Остается надеяться в ближайшие дни на появление из небытия еще одного варианта Гоголя — страстного проповедника славянского братства, неразрывного единения Руси Великой включая с Малой в ее священной миссии против растлителя-Запада. Остается ждать высадки Тараса Бульбы на Балканах и очередного убийства натовского прихвостня Андрия.
Ведь Гоголя преимущественно любят цитировать как великого ненавистника всяких там «немцев». Не под его ли влиянием «представители арийской расы» мерещились Шевченко «куцыми и узловатыми»?
Существует также целая сеть других, низшего порядка, версий и «дней минувших анекдотов». О Гоголе, который тянет себя за все тот же нос. Или Гоголе, который торчит в прихожей Пушкина, презираемый лакеем. Или опять же о Пушкине, сетующем на украденный коварным малороссом сюжет с мертвыми душами. В Риме Гоголь как-то посреди ночи начинает танцевать гопак. В общем же, пребывая в Италии, часто и с наслаждением давит ящериц, перебегающих ему тропинку на прогулке. Есть сюжет о посещении Палестины и странном разговоре со священником, которому удается убедить Гоголя, что все им написанное, — сплошная греховность. Итак, есть сюжет с раскаиванием, то есть сжиганием рукописей. («Рукописи не горят!» — беспочвенно будет орать спустя неполных сто лет один из его, Гоголя, эпигонов, очевидно, ослепленный пламенем от сжигаемых тут и там рукописей). Есть также история об инкриминированном безумии, что на самом деле было неизлечимым брюшным тифом — дело, как всегда, в неправельном диагнозе! — и о методичном издевательстве медиков и друзей, о холодных ваннах и летаргическом сне, о преждевременных похоронах и переворачивании в гробу (так вот где она, эта действительно Страшная Месть! Недаром он родился в том же году, что и Эдгар По).
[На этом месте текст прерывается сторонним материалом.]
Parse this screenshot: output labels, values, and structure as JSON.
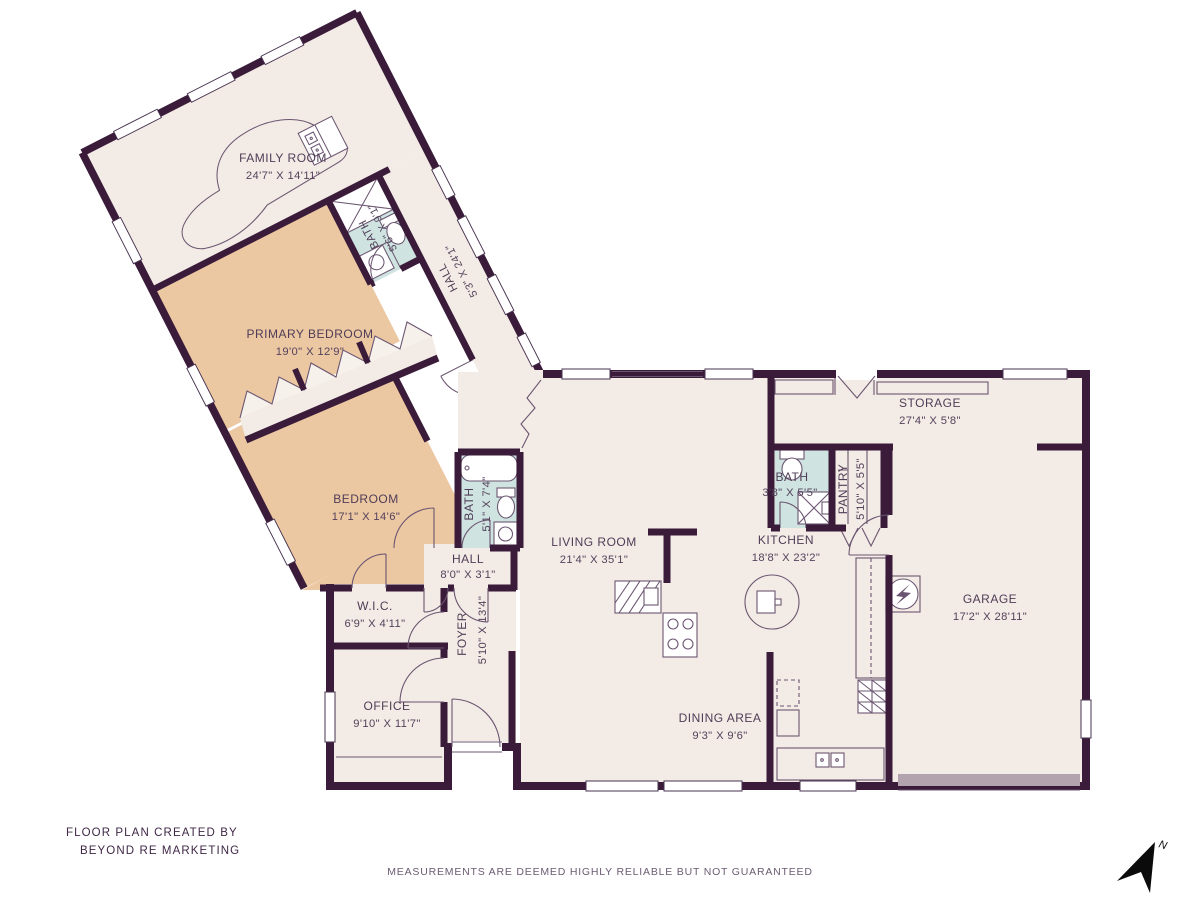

Но все это — внизу, на равнине, называемой жизнью, обществом, идеологией, литературной критикой. Настоящий Гоголь больше всего о нем сказанного и написанного. Поэтому он выше всех битв, за него и во имя его осуществленных и осуществляемых, над всей чернильной и даже реальной кровью. Конфликтологам в общем нечего делать там, на той высоте, где пребывает этот язык, эти отдельно взятые и причудливо, но единственно возможным способом сочетаемые слова, эта саркастичная любовь к окружающему, становящемуся жадным переживанием описываемого. И, конечно, смех (кто только не писал о нем!) — смех над демонами и карликами, смех, как защитная, нет, как спасительная реакция, как единственный ответ бытию с его гееннами, времени с его быстротечностью, смех как чисто человеческий жест, вызов безднам, как свобода и независимость.